Having a look Forward

Despite the fact that federal insurance policies have aimed to strengthen get entry to to OUD, remedy gaps persist. Maximum just lately, the resumption of Medicaid renewals following a three-year pandemic halt – termed ‘Medicaid unwinding’ – has resulted in many people being dropped from Medicaid, basically because of procedural slightly than eligibility causes. Whilst some other people dropping Medicaid might have already got some other supply of protection or have the ability to transition to some other type of insurance coverage just like the Inexpensive Care Act market, different pregnant and postpartum women who qualify for Medicaid thru pathways rather then a present or recent being pregnant might enjoy protection loss. This type of loss might disrupt remedy for OUD, increasing overdose dangers, particularly in the middle of the continuing fentanyl crisis.

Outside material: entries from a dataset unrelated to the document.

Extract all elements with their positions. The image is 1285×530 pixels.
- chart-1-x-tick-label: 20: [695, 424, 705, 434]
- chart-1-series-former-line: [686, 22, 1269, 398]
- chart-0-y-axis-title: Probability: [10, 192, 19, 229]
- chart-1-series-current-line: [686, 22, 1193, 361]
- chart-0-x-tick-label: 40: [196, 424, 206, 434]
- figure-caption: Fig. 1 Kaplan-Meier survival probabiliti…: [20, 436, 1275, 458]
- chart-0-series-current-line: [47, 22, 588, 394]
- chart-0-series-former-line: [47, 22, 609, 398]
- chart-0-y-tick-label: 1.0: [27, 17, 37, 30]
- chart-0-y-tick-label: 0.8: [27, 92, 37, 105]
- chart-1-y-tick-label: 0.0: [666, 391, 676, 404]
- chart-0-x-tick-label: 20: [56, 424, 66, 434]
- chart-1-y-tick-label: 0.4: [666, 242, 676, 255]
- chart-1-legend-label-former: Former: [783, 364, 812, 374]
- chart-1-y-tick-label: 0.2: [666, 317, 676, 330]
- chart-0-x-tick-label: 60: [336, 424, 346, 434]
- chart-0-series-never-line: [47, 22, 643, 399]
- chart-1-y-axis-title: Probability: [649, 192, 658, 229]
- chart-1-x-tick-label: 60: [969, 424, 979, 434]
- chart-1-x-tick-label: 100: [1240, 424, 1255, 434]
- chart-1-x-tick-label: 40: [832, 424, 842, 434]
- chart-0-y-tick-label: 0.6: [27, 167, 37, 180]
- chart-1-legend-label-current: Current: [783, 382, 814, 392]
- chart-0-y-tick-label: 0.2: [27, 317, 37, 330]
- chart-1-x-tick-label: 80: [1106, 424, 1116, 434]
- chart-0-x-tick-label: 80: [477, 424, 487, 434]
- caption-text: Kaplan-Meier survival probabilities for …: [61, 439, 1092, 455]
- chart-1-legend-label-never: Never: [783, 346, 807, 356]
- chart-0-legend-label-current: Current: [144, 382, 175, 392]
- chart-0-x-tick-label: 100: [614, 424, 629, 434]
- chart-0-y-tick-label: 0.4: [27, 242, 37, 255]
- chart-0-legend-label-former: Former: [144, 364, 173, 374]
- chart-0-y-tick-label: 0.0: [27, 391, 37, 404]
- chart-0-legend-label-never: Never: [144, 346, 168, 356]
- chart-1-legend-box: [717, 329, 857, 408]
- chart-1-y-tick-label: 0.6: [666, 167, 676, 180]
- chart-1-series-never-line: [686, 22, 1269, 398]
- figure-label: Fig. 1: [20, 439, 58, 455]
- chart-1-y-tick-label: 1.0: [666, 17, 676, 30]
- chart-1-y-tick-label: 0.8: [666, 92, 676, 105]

If Medicaid unwinding protection losses disproportionately affect other people of colour, it might accentuate current racial and ethnic disparities in access to MOUD.

The authors wish to recognize Mishka Terplan, MD, MPH, a Clinical Director at Pals Analysis Institute and adjunct college at College of California, San Francisco for his assessment of previous drafts of this temporary and the City Institute for his or her provision of the Behavioral Well being Services and products Set of rules (BHSA).